2010年代の青写真 〜 808 State『90』(1989) 〜



 NMEは、『90』を次のように評しました。

 「マンチェの奴らをクラフトワークなど先達と比肩させうる作品。最新鋭、そして90年代のブループリント」

 テクノ・クラシックとして知られる『90』ですが、インダストリアル、ヒップホップ、ファンク、ジャズなどの要素を匂わせる音楽性は、いまでも“現在”と“未来”を見いだせるものだと思う。

 実を言うと、森は生きているを初めて聴いたときに想起したのは、『90』なんです。もちろん森は生きていると808ステイトの音楽性は違いますが、異なるジャンルを掛けあわせながらも目地のない音楽を鳴らすという点は、共通しているなあと。さながら、パピエ・コレみたいなコラージュ感覚が液状化しちゃった音楽。
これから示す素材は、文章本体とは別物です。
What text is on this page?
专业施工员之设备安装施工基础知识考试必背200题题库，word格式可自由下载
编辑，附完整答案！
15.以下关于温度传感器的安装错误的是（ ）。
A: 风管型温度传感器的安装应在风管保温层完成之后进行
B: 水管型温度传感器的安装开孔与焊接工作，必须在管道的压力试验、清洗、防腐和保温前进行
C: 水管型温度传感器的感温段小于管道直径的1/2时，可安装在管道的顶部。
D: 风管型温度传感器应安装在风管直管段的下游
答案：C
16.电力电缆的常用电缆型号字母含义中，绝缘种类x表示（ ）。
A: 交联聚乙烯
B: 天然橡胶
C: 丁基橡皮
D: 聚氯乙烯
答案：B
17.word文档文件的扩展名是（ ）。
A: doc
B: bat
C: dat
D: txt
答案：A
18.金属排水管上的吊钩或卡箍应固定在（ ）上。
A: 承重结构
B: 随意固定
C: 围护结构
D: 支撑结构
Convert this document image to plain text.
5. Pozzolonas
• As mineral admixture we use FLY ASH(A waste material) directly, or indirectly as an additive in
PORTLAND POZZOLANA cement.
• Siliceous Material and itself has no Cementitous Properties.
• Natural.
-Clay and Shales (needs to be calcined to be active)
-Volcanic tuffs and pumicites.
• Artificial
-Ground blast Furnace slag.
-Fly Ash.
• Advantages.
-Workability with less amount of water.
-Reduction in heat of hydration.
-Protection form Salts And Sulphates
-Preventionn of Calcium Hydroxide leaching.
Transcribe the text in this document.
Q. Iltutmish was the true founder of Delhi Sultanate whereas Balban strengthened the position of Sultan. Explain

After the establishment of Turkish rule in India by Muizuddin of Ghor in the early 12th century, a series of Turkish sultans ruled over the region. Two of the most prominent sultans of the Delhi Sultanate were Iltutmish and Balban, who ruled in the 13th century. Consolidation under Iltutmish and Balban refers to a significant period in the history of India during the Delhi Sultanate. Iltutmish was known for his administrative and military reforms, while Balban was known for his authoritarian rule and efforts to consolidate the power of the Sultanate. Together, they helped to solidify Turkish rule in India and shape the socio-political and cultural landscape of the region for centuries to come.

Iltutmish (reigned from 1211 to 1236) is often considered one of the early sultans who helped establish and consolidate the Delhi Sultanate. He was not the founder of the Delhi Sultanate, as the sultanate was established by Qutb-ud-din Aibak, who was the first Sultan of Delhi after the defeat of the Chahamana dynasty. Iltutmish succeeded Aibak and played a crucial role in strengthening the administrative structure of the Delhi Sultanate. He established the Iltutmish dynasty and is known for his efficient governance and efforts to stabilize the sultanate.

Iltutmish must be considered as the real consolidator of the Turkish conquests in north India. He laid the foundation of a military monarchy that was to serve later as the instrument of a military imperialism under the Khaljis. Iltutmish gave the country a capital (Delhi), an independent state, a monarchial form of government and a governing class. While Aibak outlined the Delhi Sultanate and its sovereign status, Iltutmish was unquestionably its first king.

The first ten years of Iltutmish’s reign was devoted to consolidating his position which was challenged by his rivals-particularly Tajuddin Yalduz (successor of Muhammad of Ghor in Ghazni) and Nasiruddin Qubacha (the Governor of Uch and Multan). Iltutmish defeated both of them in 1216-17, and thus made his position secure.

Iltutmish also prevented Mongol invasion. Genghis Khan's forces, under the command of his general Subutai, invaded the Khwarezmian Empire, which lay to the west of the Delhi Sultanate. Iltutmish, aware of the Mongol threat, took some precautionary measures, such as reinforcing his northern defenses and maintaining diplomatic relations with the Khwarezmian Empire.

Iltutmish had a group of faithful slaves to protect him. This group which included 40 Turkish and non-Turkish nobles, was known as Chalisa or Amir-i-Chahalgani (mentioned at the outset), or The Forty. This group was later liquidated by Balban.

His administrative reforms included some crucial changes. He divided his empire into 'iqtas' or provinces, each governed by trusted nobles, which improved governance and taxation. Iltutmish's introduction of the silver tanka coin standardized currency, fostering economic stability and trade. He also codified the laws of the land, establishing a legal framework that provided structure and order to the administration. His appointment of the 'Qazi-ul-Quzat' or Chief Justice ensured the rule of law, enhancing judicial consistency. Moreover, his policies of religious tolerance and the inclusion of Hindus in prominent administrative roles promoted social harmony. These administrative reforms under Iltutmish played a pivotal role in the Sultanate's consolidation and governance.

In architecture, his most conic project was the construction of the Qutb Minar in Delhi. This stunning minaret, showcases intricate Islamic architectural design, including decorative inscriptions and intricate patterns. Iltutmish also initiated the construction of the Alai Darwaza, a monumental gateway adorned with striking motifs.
コラージュゆえの違和感を抱かせないと言いますか...。

 そう考えると『90』は、90年代どころか10年代のブループリントだったのかもしれません。



初出 : クッキーシーンのFacebook企画『DISC of the DAY』。2013年10月29日執筆。

※本稿は、クッキーシーンのFacebook企画『DISC of the DAY』に寄稿した記事に加筆・修正を施したものです。